For their Chromebook, Google Home Mini and Pixel campaigns, Google Media Lab, the team that manages media strategy for all of Google’s advertising campaigns, were looking to innovate. While TV had been part of previous campaigns, the team wanted to challenge their standard approach and drive more efficiencies. They turned to Display & Video 360, part of Google Marketing Platform, to complement their traditional TV buys and help them test their first linear TV buy programmatically.
Streamlining TV ad buys
The traditional TV buying and selling model involves several manual interactions that take up most of a TV buyer’s day. Activities such as requests for proposals, insertion orders, ad trafficking, managing emails, spreadsheets and phone calls are all time-consuming.
By leaning on technology to automate workflows, Media Lab and their traditional TV agency, PHD Media, managed to significantly reduce complexity. The team was able to use Display & Video 360 to streamline the media planning, buying and execution process from 10 steps to just five. They were able to eliminate network negotiations, complicated trafficking, and post-campaign discussions with research vendors. For example, a campaign launch typically involves multiple teams to negotiate pricing, work with publishers, and verify creative specs. Instead, Media Lab was able to automate this work with Display & Video 360.
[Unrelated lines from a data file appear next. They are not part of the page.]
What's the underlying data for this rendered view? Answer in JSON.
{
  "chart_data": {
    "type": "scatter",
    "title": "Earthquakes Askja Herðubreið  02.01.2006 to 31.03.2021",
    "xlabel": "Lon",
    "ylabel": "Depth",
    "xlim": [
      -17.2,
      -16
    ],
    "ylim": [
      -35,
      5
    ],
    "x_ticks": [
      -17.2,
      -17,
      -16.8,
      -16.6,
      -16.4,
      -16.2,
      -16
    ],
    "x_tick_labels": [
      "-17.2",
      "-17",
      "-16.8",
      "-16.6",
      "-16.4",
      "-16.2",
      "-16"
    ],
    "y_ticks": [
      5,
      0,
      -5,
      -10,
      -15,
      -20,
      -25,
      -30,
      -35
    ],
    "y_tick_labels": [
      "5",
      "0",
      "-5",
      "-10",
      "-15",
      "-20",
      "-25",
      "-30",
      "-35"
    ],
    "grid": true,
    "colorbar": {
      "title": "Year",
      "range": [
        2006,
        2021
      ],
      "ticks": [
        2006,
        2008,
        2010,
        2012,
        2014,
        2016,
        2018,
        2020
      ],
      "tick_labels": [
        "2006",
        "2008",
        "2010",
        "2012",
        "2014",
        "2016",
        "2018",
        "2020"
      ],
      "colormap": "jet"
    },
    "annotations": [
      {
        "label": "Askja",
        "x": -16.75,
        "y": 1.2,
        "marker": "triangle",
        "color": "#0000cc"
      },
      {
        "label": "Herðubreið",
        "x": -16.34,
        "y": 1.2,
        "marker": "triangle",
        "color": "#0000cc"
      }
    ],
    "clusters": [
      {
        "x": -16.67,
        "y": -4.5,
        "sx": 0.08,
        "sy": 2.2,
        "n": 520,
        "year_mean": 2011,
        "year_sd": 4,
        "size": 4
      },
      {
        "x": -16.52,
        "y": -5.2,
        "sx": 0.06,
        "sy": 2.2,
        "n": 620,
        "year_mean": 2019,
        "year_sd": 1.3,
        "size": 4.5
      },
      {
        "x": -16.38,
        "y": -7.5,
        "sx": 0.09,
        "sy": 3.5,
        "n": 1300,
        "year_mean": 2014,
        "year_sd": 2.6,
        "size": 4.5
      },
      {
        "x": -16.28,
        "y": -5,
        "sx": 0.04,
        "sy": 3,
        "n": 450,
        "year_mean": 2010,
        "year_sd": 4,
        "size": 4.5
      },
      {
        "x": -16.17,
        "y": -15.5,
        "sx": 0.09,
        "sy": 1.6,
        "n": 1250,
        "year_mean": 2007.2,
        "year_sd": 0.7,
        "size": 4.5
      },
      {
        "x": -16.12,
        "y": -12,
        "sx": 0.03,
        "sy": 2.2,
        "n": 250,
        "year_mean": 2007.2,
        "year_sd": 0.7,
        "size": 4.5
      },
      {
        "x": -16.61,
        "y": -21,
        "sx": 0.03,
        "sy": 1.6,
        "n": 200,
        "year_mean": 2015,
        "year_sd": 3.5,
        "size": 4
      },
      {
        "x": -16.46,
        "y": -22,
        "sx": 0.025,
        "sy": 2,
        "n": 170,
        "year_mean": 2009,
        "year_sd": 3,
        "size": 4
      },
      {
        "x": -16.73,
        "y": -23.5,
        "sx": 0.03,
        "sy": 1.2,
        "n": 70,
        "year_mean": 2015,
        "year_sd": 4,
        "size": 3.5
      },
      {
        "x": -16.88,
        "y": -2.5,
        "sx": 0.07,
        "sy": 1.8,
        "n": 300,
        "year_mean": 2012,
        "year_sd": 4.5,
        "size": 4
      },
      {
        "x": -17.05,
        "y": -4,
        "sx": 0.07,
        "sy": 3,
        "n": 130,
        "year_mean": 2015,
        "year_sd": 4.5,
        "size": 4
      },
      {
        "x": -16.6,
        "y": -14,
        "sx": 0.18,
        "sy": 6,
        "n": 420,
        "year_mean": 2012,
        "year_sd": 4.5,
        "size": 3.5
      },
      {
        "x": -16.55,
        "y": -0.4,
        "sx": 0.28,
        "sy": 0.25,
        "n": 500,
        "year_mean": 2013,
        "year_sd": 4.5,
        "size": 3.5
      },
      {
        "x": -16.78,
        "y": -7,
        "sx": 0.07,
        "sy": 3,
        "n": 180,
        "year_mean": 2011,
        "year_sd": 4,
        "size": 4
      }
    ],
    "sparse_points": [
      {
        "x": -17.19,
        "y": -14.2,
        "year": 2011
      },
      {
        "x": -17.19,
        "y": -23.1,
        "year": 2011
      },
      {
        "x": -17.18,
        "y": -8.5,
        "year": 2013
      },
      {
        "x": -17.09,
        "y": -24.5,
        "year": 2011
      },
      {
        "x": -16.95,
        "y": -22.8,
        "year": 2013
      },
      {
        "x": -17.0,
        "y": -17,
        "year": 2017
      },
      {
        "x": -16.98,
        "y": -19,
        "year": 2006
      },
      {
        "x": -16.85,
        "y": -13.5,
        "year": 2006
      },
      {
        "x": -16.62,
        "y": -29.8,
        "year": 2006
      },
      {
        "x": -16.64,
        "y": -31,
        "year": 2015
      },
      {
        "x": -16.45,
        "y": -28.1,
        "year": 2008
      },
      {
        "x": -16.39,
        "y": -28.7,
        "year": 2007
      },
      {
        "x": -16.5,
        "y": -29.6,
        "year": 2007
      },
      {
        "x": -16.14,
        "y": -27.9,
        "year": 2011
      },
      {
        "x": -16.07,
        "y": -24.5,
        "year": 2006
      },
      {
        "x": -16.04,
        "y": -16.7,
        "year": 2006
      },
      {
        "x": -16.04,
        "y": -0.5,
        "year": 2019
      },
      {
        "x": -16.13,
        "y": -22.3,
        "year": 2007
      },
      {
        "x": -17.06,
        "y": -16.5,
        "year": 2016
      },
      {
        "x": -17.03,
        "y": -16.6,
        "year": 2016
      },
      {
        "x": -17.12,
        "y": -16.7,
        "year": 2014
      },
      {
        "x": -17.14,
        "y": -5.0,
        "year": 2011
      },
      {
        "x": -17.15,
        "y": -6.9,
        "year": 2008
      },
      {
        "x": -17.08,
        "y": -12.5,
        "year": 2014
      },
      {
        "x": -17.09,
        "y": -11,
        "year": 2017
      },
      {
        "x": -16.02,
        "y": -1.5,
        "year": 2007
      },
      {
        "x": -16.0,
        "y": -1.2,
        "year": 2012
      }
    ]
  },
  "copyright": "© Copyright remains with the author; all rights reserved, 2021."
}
Bringing control and precision to traditional TV media buying
With traditional TV media buying, it’s not easy to set the financial terms of your media buys and monitor them over the entire process. Buying linear TV with Display & Video 360 gave Media Lab and PHD more control over their investments and channels. They configured detailed campaign parameters such as budget, flight and local markets. Display & Video 360 also allowed Media Lab to precisely allocate budget and manage reach across program genres, daypart and geography.
To hit their target CPM goals while ensuring nationwide reach across key markets, the team used Display and Video 360's automated TV spot bidding from more than a thousand premium broadcast stations available through WideOrbit Programmatic, a local TV inventory source. Buying linear TV on a per-spot bidding model contributed to increased cost efficiency. As a result, CPMs turned out to be lower than what Media Lab would have expected for a comparable linear TV campaign managed in a traditional way.
For the campaign advertising Google Home Mini, the team tested a variation of linear TV by allocating part of the budget to addressable linear TV with Google Fiber, another inventory source available via Display & Video 360. Fiber's ad inventory is fully addressable, which means that marketers can deliver different, more relevant ads to different households watching the same program. For this Home Mini campaign, Media Lab used Custom Affinity powered by Google — moving beyond the classic age, gender, reach, and frequency components of audience planning based on gross rating points (GRPs). Because they were able to ensure they were reaching the right audiences with relevant messages, they were able to get additional reach by extending to programs and daytimes that would not have been part of a typical TV plan for Media Lab.
Measurable insights enabling smarter TV buying decisions
Traditional TV buying offers little flexibility to optimize the campaign based on its progress. Thanks to faster delivery metrics in Display & Video 360, Media Lab and PHD Media were able to optimize and adjust bids throughout the length of the campaign.
Media Lab was also able to get deeper insights after the campaign ended. They chose the Chromebook campaign to assess how programmatic linear performance compared with traditional TV buying. They worked with the Display & Video 360 product team to run a custom brand interest study using Brand Lift. Brand Lift measures the impact of a campaign on creating brand interest by using organic searches on both Google.com and YouTube. They quickly identified that their programmatic TV campaign was significantly more efficient than the national campaign: Each dollar spent on programmatic TV drove 160% more searches than the traditional national campaign.
Not only did the team validate that buying linear TV through Display & Video 360 was driving better online impact, they were also able to uncover valuable insights to inform future campaigns. For instance, Brand Lift enabled Media Lab to see which local market, dayparts, and channels drove higher relative lift on brand-related searches. Knowing that ads aired in Los Angeles drove fourteen times more searches per dollar spent than those in Denver allowed them to adjust creative design, audience segmentation and budget allocation.
The Media Lab team is planning on using these insights to further improve TV media performance while streamlining their buys with programmatic TV.